Here’s what happens when you let Ana Gasteyer go off the rails

As Louis Virtel once noted on this very site, Ana Gasteyer was one of a trio of women performers who made Saturday Night Live awesome again in the 1990s (the other two being, of course, Molly Shannon and Cheri Oteri). And while the massively-undervalued star has flown a bit under the radar since departing the late-night series in 2002, I'm happy to report that Netflix's new Maria Bamford series Lady Dynamite is perhaps the first time since SNL that Gasteyer's prickly talents have been given full, hysterical reign.

Leave it to Arrested Development creator Mitchell Hurwitz to provide Gasteyer with a suitable platform for her off-kilter, often-outsized instincts: Lady Dynamite is a bizarre kaleidoscope, fractured through the sincere pain of Bamford's real-life struggles with mental illness and the twisted, cutthroat misogyny of the industry she's been navigating for two decades now (in case you were wondering, Bamford also happens to be excellent). As super agent Karen Grisham, Gasteyer unnervingly amps up every stereotype you have about behind-the-scenes Hollywood power players, offering a deranged, uproarious portrait of Tinseltown excess and disingenuousness: Karen is an executive-suite mastermind whose killer career instincts have warped into blatant psychosis. Trust me on this: Gasteyer is a scream. There's a moment in Episode 1 involving a Vespa and a sidecar that earned arguably the biggest laugh at last night's Bamford-attended screening, and much of it hinged on Gasteyer's demented energy.

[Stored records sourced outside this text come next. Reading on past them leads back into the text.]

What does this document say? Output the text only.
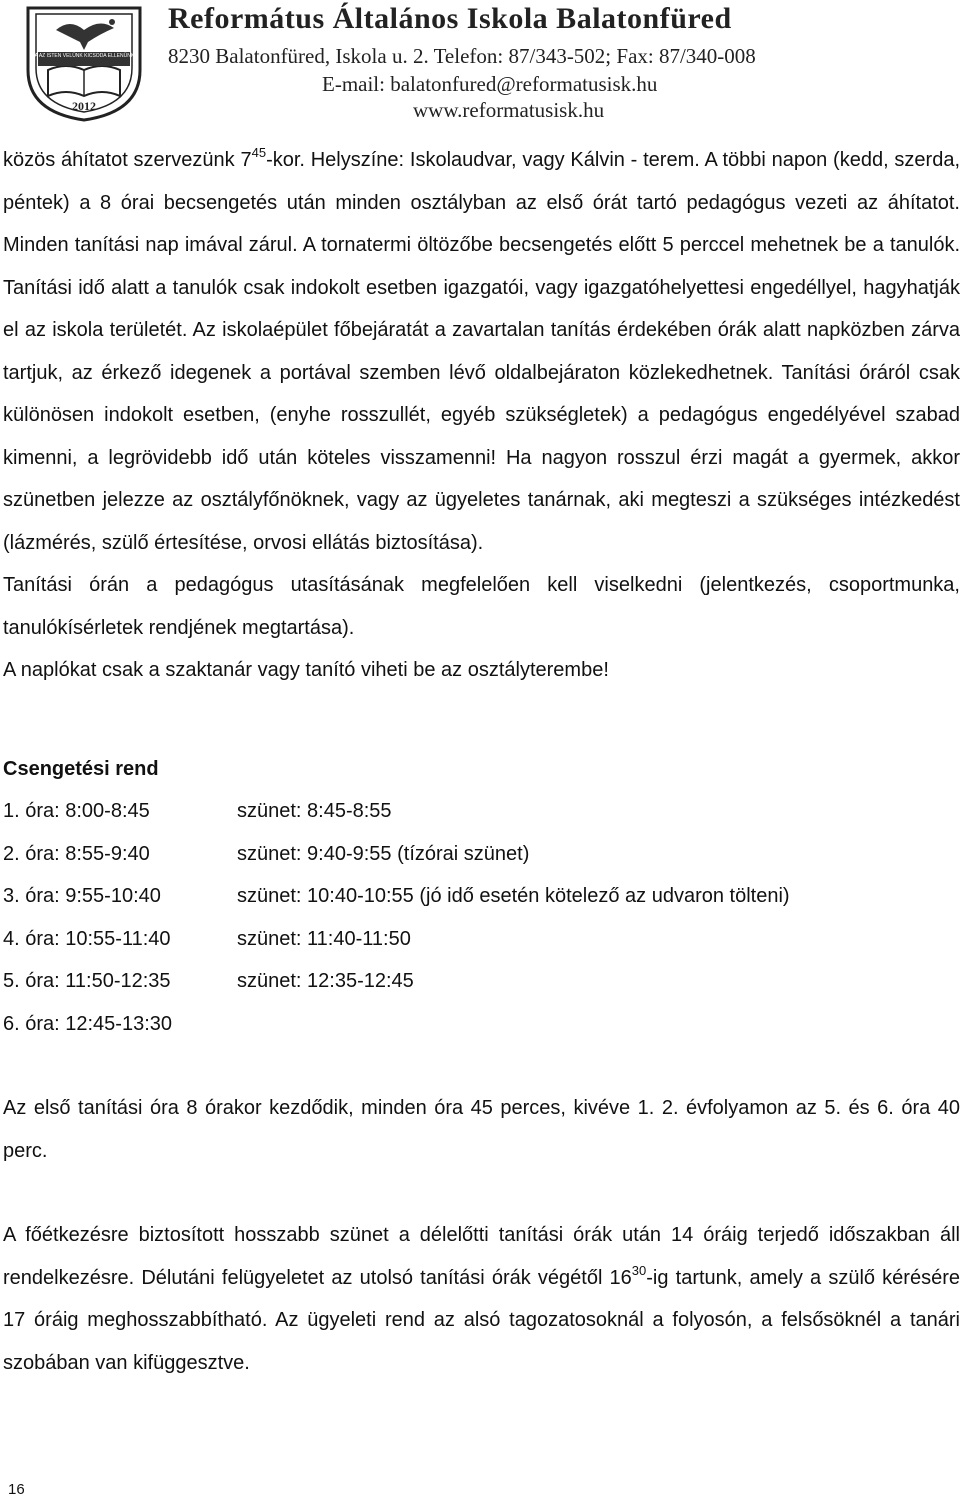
HA AZ ISTEN VELÜNK KICSODA ELLENÜNK?
2012
Református Általános Iskola Balatonfüred
8230 Balatonfüred, Iskola u. 2. Telefon: 87/343-502; Fax: 87/340-008
E-mail: balatonfured@reformatusisk.hu
www.reformatusisk.hu

közös áhítatot szervezünk $7^{45}$-kor. Helyszíne: Iskolaudvar, vagy Kálvin - terem. A többi napon (kedd, szerda, péntek) a 8 órai becsengetés után minden osztályban az első órát tartó pedagógus vezeti az áhítatot. Minden tanítási nap imával zárul. A tornatermi öltözőbe becsengetés előtt 5 perccel mehetnek be a tanulók. Tanítási idő alatt a tanulók csak indokolt esetben igazgatói, vagy igazgatóhelyettesi engedéllyel, hagyhatják el az iskola területét. Az iskolaépület főbejáratát a zavartalan tanítás érdekében órák alatt napközben zárva tartjuk, az érkező idegenek a portával szemben lévő oldalbejáraton közlekedhetnek. Tanítási óráról csak különösen indokolt esetben, (enyhe rosszullét, egyéb szükségletek) a pedagógus engedélyével szabad kimenni, a legrövidebb idő után köteles visszamenni! Ha nagyon rosszul érzi magát a gyermek, akkor szünetben jelezze az osztályfőnöknek, vagy az ügyeletes tanárnak, aki megteszi a szükséges intézkedést (lázmérés, szülő értesítése, orvosi ellátás biztosítása).

Tanítási órán a pedagógus utasításának megfelelően kell viselkedni (jelentkezés, csoportmunka, tanulókísérletek rendjének megtartása).

A naplókat csak a szaktanár vagy tanító viheti be az osztályterembe!

Csengetési rend

1. óra: 8:00-8:45	szünet: 8:45-8:55
2. óra: 8:55-9:40	szünet: 9:40-9:55 (tízórai szünet)
3. óra: 9:55-10:40	szünet: 10:40-10:55 (jó idő esetén kötelező az udvaron tölteni)
4. óra: 10:55-11:40	szünet: 11:40-11:50
5. óra: 11:50-12:35	szünet: 12:35-12:45
6. óra: 12:45-13:30

Az első tanítási óra 8 órakor kezdődik, minden óra 45 perces, kivéve 1. 2. évfolyamon az 5. és 6. óra 40 perc.

A főétkezésre biztosított hosszabb szünet a délelőtti tanítási órák után 14 óráig terjedő időszakban áll rendelkezésre. Délutáni felügyeletet az utolsó tanítási órák végétől $16^{30}-ig$ tartunk, amely a szülő kérésére 17 óráig meghosszabbítható. Az ügyeleti rend az alsó tagozatosoknál a folyosón, a felsősöknél a tanári szobában van kifüggesztve.

16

Luckily, the first official clip released by Netflix is heavy on the Karen, who — after delivering a profanity-laced tongue lashing to Bamford's terminally-insecure manager Bruce Ben-Bacharach (a hilarious Fred Melamed) — leads he and Bamford in an off-the-cuff rendition of, yes, “Cradle the Balls and Work the Shaft.”

Lady Dynamite premieres May 20 on Netflix.